Regierung und Kapital wollen uns an die Rente

Angriffe durch Kampf für Verbesserungen zurückschlagen

Die neuesten Vorschläge vom Deutschen Institut für Wirtschaftsforschung (DIW) und seinem Präsidenten Marcel Fratzscher zum Thema Rente sind absolut realitätsfern. Der Sinn dieser Angriffe kann nur darin liegen die Stimmung gegen Rentner*innen zu schüren. Die Spaltung zwischen Alt und Jung voranzutreiben und damit den Boden für weitere, ernstzunehmende Angriffe auf das Rentensystem vorzubereiten.

Von Lucie Dußle, Stuttgart

Der Vorschlag ein verpflichtendes soziales Jahr oder Wehrpflicht für Rentner*innen einzuführen ist absolut absurd. Die Wehrpflicht wurde erst 2011 abgeschafft. Heute knapp vierzigjährige haben noch Musterungsbescheide bekommen. Sie haben entweder Wehrdienst oder Zivildienst geleistet. Für die heutigen Rentner waren das 18 Monate bzw. zwanzig Monate Dienst.
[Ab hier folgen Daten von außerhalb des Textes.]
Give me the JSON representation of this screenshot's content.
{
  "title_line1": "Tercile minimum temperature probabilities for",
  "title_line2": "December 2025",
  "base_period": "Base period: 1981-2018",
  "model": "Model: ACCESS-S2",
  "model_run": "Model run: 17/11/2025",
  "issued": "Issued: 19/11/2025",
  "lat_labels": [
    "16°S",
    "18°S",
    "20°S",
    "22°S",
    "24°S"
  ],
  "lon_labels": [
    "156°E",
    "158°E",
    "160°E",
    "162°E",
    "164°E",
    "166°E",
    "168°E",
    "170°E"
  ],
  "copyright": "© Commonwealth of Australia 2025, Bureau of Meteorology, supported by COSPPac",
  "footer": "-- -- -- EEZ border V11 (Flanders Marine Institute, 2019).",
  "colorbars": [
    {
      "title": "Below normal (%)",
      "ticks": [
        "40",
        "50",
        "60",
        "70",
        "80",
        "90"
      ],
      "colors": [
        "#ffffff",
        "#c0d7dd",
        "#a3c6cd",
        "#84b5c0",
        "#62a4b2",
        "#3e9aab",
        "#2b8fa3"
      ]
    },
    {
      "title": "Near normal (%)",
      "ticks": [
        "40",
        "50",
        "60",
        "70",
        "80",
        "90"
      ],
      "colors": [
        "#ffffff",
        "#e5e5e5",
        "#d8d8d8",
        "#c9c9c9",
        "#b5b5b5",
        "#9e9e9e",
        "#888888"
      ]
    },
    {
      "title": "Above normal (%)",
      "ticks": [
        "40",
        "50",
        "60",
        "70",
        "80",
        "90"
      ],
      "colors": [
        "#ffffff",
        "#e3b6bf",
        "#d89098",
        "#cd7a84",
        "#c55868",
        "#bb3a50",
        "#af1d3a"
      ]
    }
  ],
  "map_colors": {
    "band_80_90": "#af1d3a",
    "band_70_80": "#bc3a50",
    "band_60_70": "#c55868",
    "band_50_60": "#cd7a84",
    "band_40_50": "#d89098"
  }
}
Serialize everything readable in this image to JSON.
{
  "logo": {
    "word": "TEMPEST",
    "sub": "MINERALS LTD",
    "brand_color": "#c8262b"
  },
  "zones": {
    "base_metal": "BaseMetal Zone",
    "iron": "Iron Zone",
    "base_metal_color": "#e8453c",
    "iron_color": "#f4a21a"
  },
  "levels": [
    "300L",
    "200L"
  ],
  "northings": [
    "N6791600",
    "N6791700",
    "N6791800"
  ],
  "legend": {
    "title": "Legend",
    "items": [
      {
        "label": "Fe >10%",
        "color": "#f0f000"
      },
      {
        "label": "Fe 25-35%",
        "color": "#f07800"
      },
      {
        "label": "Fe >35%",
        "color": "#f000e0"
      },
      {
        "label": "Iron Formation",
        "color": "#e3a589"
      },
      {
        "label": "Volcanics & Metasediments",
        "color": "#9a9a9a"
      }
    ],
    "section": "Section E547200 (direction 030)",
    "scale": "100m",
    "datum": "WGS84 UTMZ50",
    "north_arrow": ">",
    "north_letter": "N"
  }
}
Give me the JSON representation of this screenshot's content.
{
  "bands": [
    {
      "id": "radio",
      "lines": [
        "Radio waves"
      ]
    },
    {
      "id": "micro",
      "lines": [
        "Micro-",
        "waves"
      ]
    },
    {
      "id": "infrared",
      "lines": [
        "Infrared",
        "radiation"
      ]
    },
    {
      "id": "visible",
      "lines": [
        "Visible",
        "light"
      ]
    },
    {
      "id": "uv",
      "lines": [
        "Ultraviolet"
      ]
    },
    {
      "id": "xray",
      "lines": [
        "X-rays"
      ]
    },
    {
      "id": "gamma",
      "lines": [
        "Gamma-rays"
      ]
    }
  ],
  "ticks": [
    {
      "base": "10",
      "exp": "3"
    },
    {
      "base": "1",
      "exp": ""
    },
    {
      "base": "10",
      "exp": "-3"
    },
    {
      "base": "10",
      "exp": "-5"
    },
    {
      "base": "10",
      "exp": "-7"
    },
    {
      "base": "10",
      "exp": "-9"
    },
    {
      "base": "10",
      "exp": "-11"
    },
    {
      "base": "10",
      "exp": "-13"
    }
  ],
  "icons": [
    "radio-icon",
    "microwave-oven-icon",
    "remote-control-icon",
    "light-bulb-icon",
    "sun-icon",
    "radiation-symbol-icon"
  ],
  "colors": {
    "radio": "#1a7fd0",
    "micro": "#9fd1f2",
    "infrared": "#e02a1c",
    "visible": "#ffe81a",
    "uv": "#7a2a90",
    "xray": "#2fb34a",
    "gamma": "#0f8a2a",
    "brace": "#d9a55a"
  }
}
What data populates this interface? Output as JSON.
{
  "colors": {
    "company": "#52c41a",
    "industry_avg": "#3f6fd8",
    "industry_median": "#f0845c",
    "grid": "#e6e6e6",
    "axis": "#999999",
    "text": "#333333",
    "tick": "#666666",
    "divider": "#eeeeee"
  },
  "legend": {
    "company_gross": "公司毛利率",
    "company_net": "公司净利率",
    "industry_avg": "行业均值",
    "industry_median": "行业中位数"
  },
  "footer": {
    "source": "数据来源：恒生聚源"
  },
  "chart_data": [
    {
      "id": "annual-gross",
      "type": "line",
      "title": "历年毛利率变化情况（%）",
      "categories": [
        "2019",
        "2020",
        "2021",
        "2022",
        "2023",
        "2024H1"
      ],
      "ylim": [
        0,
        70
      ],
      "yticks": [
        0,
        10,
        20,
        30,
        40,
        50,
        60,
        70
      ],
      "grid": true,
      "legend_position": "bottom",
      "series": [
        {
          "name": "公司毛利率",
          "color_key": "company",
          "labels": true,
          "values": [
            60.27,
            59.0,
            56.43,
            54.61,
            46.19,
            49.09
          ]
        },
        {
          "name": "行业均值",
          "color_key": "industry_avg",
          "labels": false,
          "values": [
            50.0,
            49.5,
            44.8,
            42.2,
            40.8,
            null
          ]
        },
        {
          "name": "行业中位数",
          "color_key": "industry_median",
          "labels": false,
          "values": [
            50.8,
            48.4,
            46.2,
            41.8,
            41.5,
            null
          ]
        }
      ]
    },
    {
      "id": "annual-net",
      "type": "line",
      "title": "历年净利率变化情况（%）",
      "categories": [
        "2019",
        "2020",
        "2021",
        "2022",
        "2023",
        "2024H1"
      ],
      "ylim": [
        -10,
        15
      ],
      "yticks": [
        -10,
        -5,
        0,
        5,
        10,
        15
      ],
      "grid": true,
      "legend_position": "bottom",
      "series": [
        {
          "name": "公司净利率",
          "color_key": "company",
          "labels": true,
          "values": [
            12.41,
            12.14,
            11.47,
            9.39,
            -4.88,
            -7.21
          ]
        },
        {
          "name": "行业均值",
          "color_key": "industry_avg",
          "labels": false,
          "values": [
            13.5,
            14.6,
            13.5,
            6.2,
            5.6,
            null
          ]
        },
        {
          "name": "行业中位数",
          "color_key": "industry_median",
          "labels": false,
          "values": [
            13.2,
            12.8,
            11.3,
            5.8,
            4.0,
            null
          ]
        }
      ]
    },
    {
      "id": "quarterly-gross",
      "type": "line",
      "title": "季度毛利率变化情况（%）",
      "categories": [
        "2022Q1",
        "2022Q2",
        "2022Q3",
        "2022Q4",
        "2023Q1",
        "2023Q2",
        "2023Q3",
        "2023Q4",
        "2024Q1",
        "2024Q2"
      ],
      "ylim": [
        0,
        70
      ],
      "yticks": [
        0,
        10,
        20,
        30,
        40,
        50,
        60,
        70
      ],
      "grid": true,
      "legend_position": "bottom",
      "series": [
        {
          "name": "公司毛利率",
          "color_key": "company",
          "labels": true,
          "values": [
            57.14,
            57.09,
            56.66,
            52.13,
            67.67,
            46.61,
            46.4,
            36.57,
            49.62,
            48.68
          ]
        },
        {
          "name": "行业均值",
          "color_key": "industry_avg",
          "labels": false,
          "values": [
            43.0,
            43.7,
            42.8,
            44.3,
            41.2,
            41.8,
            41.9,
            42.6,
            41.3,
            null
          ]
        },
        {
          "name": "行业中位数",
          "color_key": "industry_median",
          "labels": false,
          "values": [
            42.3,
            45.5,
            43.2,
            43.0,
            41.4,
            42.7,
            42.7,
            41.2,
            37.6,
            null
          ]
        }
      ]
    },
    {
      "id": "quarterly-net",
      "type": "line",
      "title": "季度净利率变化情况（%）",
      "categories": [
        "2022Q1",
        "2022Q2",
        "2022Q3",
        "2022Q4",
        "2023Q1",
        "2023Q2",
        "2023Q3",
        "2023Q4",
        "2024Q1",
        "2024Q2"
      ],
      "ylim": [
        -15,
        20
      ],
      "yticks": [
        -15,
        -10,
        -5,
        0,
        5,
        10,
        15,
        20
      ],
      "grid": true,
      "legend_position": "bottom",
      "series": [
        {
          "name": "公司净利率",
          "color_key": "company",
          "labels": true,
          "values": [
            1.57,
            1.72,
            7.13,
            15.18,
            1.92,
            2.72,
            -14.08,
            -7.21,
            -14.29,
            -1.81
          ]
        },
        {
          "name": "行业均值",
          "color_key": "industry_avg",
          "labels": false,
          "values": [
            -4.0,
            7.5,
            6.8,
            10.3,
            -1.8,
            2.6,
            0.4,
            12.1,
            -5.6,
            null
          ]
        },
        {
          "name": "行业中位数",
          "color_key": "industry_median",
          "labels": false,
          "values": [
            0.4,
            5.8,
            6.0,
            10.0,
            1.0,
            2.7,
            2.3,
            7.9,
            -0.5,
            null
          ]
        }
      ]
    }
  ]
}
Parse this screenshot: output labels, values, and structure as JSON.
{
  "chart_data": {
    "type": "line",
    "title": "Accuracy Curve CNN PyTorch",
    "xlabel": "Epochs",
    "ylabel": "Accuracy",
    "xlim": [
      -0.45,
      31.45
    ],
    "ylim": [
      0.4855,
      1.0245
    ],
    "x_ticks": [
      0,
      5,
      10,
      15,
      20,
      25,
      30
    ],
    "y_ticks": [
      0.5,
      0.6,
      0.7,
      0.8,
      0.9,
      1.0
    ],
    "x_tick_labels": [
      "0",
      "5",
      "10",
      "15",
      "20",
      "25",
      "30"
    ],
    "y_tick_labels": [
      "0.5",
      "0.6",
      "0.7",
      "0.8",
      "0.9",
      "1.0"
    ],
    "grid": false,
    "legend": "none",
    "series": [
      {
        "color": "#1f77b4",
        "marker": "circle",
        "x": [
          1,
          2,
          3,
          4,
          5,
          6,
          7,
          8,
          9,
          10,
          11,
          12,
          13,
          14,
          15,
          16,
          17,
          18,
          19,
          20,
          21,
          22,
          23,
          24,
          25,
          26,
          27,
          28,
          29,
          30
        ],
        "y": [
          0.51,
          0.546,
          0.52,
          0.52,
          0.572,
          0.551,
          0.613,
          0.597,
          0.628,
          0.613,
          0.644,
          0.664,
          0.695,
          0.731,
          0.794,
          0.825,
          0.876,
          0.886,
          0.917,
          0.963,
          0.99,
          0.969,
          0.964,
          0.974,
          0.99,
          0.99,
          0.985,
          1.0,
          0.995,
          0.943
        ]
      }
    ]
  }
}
Abgesehen davon, dass Rentner*innen in der Regel schon Dienst an der Gemeinschaft geleistet haben, sind knapp die Hälfte der Rentner*innen ehrenamtlich aktiv. 13 Prozent der Rentner*innen, zwischen 65 und 75 Jahren, gehen einer Arbeit nach. Davon über die Hälfte weil ihnen die Rente nicht zum Leben reicht. Zudem pflegen Millionen von Rentner*innen Angehörige oder schließen die immer größeren Betreuungslücken in Schulen und Kindergärten.

Das DIW schlägt auch einen „Boomer-Soli“vor. Danach sollen Singles ab einer Rente von 902 Eure zehn Prozent „Soli“ abgezogen werden um schlechter gestellte Rentner*innen zu unterstützen. Die Armutsgefährdungsgrenze lag 2024 bei 1378 Euro für einen Singelhaushalt. Die Hälfte aller Rentner*innen erhalten weniger als 1050 Euro brutto (vor Steuern, Krankenversicherung u.a.). Das heißt die Armen sollen die Ärmsten unterstützen. Dieses Institut hat vor einigen Jahren die Einführung einer Vermögenssteuer von Null Prozent angeregt um Steuerhinterziehung zu vermeiden.

Die Erhöhung der Beitragsbemessungsgrenze von 8050 auf 8450 Euro, bis zu der man in die Rentenkasse einzahlen muss, ändert nichts. Es ist eine wirkliche Reform des Rentensystems notwendig.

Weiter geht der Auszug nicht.